I can't manage to solve this maths problem. I was hoping someone could answer it and explain how they did it to me. Bear in mind I have only just finished A levels so I wont understand any crazy business/shenanigans any of you maths graduates might get up to. However, I don't think any of that will be necessary to answer this question.

The positive real numbers a, b and c are such that the equation

$$x^3 + ax^2 = bx + c$$

has three real roots, one positive and two negative.

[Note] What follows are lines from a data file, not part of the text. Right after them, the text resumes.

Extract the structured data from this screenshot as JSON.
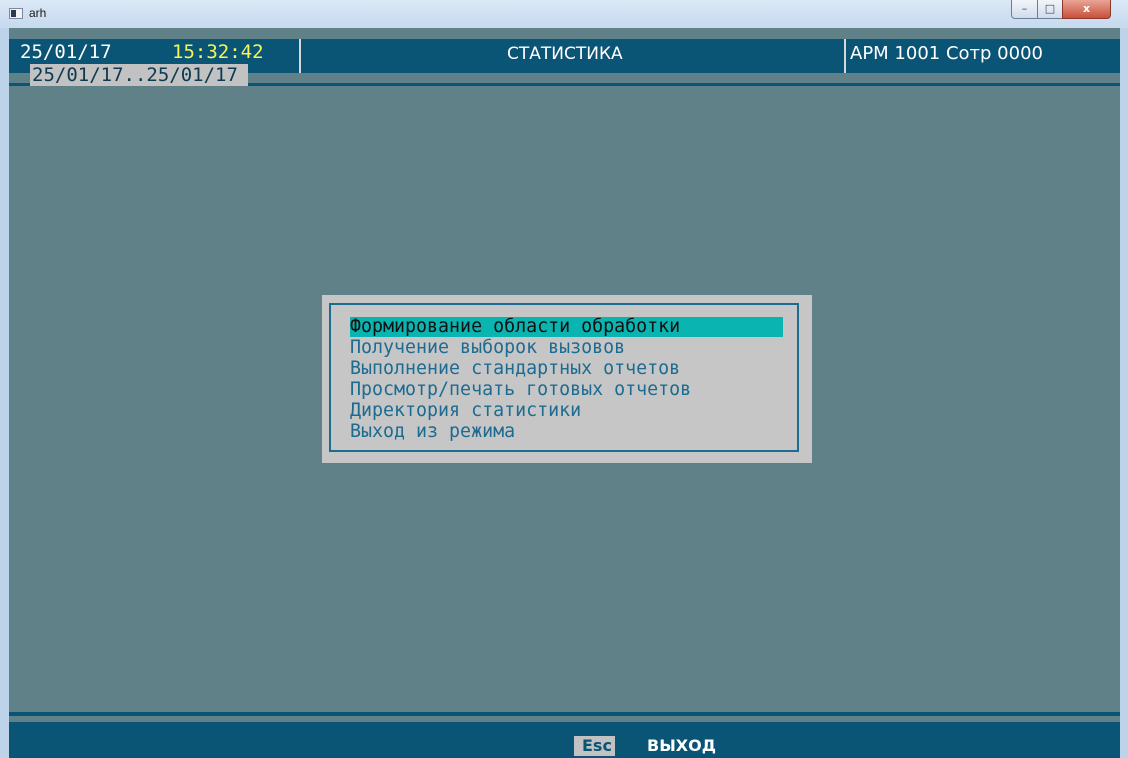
{
  "window": {
    "title": "arh",
    "controls": {
      "minimize": "–",
      "maximize": "□",
      "close": "x"
    }
  },
  "header": {
    "date": "25/01/17",
    "time": "15:32:42",
    "date_range": "25/01/17..25/01/17",
    "title": "СТАТИСТИКА",
    "workstation": "АРМ 1001 Сотр 0000"
  },
  "menu": {
    "items": [
      {
        "label": "Формирование области обработки",
        "selected": true
      },
      {
        "label": "Получение выборок вызовов",
        "selected": false
      },
      {
        "label": "Выполнение стандартных отчетов",
        "selected": false
      },
      {
        "label": "Просмотр/печать готовых отчетов",
        "selected": false
      },
      {
        "label": "Директория статистики",
        "selected": false
      },
      {
        "label": "Выход из режима",
        "selected": false
      }
    ]
  },
  "footer": {
    "key": "Esc",
    "action": "ВЫХОД"
  },
  "colors": {
    "console_bg": "#5f8187",
    "bar_blue": "#0a5476",
    "menu_bg": "#c6c6c6",
    "menu_text": "#1c6b91",
    "selection": "#09b4b1",
    "time_yellow": "#f6f655"
  }
}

Which one of the following correctly describes the real roots of the equation

$$x^3 + c = ax^2 + bx$$

A. It has three real roots, one positive and two negative.

B. It has three real roots, two positive and one negative.

C. It has three real roots, but their signs differ depending on $a$, $b$, and $c$.

D. It has exactly one real root, which is positive.

E. It has exactly one real root, which is negative.

F. It has exactly one real root, whose sign differs depending on $a$, $b$, and $c$.

G. The number of real roots can be one or three, but the number of roots differs depending on $a$, $b$, and ܿ$c$.

You can find the question written more nicely in this PDF (Question 19):

Answer 1

Try to use the Rule of Signs.

It says that:

The number of sign changes is the maximum number of positive roots

Your 2nd equation, after re-ordering the powers of $x$ can be written as:

$$+x^3 -a x^2 - bx - c$$

The sign changes between the first 2 terms is 1 (changed from + to - one time).

The sign change between the 2nd term and the 3rd term is zero (we have -a, -b).

The sign change between the 3rd term and the 4th term is zero (we have -b, -c).

Total number of sign changes is: $1+0+0=1$.

This tells us that this polynomial has at most $1$ POSITIVE real root (EDITED).

This makes choices A, C, D, E ,F False.

G is false because a polynomial of degree $n$ will always have $n$ roots and does not depend on $a,b,c$.

To make that sure that the real root is negative using the same rule, change every $(x)$ to $(-x)$ .

$$f(-x)=-1.x^3+ax^2+bx-c$$

Now counting the number of sign changes we get:

From (-1 to +a) = 1 change in sign

From (+a to +b) = 0 change in sign

From (+b to -c)= 1 change in sign

Total sign changes for $f(-x)=1+0+1=2$

This indicates that we have at most 2 NEGATIVE real roots (or zero negative roots if these 2 remaining roots are complex, since complex roots always come in pairs).

To summarize

We either have 2 negative roots or 0 negative roots AND we have at most 1 real positive roots.

This leaves B as the answer closest to correctness as you have noticed.

Answer 2

Odd degree polynomials with real coefficients have at least one real root. Complex solutions come in conjugate pairs. Use those theorems.